Siete argentinos
Cinco pertenecen al Club Andino Bariloche.
SAN CARLOS DE BARILOCHE (AB).- La Expedición Bicentenario cumplió su objetivo y los siete argentinos pisaron la cumbre del monte Everest (8.848 metros), la montaña más alta del mundo. El grupo arribó a la cima el domingo 23 de mayo, a las 8:20 hora de Nepal (23:20 del sábado hora argentina) y permaneció en la cumbre por una hora, en una jornada que definieron como “magnífica”.
La noticia entusiasmó a sus familiares y amigos en esta ciudad, quienes recibieron la noticia vía telefónica el sábado a la medianoche.
“Argentina, ¡Feliz Bicentenario, desde la cumbre del Everest!”, expresaron los andinistas barilochenses mediante una comunicación radial desde la cima al campamento base, adonde anoche ya habían llegado de regreso, en perfecto estado.
Es la primera vez que varios argentinos suben en forma conjunta a la cima de una montaña de más de 8.000 metros.
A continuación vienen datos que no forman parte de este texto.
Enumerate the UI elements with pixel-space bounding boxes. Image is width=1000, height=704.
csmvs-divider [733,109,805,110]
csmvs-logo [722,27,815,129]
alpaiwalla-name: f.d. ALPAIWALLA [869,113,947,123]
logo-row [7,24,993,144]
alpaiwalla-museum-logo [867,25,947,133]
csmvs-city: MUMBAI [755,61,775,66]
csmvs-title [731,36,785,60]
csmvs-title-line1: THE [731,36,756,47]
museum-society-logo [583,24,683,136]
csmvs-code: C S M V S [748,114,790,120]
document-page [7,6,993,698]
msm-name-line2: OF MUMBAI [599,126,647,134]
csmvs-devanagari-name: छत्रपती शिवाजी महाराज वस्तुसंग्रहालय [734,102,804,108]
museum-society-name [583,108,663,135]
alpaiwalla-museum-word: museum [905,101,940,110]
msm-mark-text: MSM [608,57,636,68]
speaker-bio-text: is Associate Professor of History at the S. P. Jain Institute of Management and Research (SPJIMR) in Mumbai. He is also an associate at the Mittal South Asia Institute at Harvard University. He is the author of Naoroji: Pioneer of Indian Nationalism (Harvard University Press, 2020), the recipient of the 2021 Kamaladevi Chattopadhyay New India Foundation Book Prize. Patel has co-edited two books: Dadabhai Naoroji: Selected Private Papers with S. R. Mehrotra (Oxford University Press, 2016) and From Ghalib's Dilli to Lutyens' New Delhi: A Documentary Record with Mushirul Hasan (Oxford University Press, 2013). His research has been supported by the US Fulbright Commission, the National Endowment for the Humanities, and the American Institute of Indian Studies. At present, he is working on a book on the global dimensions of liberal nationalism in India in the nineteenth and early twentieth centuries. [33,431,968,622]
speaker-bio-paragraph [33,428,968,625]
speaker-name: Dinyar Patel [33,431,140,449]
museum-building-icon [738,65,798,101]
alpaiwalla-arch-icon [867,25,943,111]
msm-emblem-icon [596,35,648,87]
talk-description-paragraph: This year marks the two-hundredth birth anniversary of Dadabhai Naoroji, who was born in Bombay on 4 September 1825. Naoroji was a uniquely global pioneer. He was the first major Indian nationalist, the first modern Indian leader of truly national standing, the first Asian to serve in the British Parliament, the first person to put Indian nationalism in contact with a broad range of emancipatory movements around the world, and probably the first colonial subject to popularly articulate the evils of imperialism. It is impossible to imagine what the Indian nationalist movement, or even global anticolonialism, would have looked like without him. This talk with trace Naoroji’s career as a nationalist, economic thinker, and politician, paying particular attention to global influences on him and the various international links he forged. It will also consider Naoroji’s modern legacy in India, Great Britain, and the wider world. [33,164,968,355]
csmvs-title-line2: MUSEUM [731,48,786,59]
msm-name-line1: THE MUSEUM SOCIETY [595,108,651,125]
Cinco andinistas integran la Expedición del Bicentenario promovida por el Club Andino Bariloche (CAB): Ramón Chiocconi, Marcelo Deza, Leonardo Proverbio, Carlos Galosi y Alvar Puente. Ascendieron junto a los experimentados guías de alta montaña Willie y Damián Benegas, los cuales ya habían estado en el “techo del mundo”.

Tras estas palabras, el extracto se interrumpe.